Upcoming deadlines for CIBER grant opportunities
The UW–Madison Center for International Business Education and Research (CIBER) offers two university grant programs. The deadline for the next round of Applied Funds support is Tuesday, Sept. 2. The deadline for the next Global Research/Curriculum Development awards is Wednesday, Oct. 1.
CIBER’s Applied Funds program provides grants of up to $2,000 to support travel, conference registration and participation in faculty development programs. CIBER’s Global Research/Curriculum Development grants usually range from $2,000-$7,500 and support international research or curriculum development activities such as developing an international study tour or enhancing a business language course.
Requests for funding under either program must relate to one or more of CIBER’s programmatic goals, including internationalizing curriculum content; creating faculty development and enrichment programs; collaborating with foreign language departments to develop business language courses; funding global research projects, events and publications on issues of strategic national interest; and creating and sponsoring business outreach and training programs to enhance the ability of U.S. business to compete internationally.
Visit http://www.bus.wisc.edu/ciber/ to learn more about these programs or contact Suzanne Dove, CIBER outreach director, at email@example.com for more information.
Stem Cell and Regenerative Medicine Center to award new fellowships
Graduate students and postdoctoral trainees can apply through the Stem Cell and Regenerative Medicine Center (SCRMC), http://www.stemcells.wisc.edu, for training fellowship opportunities.
The fellowships provide two years of funding to awardees and $10,000 stipends to their associated laboratories. The new awards build on the existing, NIH-funded UW–Madison stem cell training grant program, now in its fourth year.

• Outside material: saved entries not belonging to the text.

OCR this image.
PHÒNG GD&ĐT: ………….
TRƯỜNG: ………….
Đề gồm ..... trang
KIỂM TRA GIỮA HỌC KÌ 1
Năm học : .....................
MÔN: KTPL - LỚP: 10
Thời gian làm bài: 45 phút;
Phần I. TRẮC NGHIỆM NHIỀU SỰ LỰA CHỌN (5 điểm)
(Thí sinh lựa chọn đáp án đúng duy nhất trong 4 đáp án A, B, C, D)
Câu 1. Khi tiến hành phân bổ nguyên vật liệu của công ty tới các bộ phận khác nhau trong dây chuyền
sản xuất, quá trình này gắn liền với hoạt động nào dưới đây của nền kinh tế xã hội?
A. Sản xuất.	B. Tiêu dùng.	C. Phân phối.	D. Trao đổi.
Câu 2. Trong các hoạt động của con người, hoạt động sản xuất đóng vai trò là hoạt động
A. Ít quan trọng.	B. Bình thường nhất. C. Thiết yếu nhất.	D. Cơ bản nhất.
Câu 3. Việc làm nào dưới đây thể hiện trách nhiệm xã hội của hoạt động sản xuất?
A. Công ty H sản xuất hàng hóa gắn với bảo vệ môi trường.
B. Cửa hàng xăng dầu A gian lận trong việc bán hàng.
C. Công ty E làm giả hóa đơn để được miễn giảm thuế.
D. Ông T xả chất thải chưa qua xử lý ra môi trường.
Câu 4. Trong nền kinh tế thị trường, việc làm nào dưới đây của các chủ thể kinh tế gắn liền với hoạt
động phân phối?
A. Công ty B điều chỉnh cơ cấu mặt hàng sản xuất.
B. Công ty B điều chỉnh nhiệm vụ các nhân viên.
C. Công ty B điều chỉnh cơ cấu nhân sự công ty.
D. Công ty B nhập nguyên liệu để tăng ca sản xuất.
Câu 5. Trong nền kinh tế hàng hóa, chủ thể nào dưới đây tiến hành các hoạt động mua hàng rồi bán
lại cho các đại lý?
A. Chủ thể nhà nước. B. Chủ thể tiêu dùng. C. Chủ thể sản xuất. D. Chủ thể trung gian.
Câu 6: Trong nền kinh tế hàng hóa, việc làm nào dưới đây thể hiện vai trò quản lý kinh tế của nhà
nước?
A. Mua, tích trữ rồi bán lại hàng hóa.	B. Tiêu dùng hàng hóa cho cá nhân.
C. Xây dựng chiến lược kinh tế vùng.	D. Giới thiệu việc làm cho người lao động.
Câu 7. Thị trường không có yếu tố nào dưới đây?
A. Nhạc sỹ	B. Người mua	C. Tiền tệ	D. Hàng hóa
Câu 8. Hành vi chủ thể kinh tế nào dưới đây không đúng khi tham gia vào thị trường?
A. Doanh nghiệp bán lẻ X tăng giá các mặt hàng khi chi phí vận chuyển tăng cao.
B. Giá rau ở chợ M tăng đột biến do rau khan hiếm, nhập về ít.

These awards should stimulate the university’s stem cell community, says Clive Svendsen, co-director of the SCRMC and director of the NIH training grants. This type of funding is often crucial to allow novel and exciting projects to develop and in many cases leads to solid federal funding in the future.
One goal of the new awards is to support research and training at the interface between fundamental stem cell biology, emerging technologies for regenerative medicine, and public policy issues related to stem cell research.
The SCRMC will administer the training awards. Applicants must either be accepted into a graduate program on campus or identify an SCRMC faculty member with whom they would like to conduct postdoctoral training. The deadline for open competition is Saturday, Nov. 1, with final decisions to be announced Saturday, Nov. 15.
The UW–Madison Stem Cell and Regenerative Medicine Center operates under the School of Medicine and Public Health and the Graduate School. The center provides a central point of contact, information and facilitation for all stem cell research activities on campus.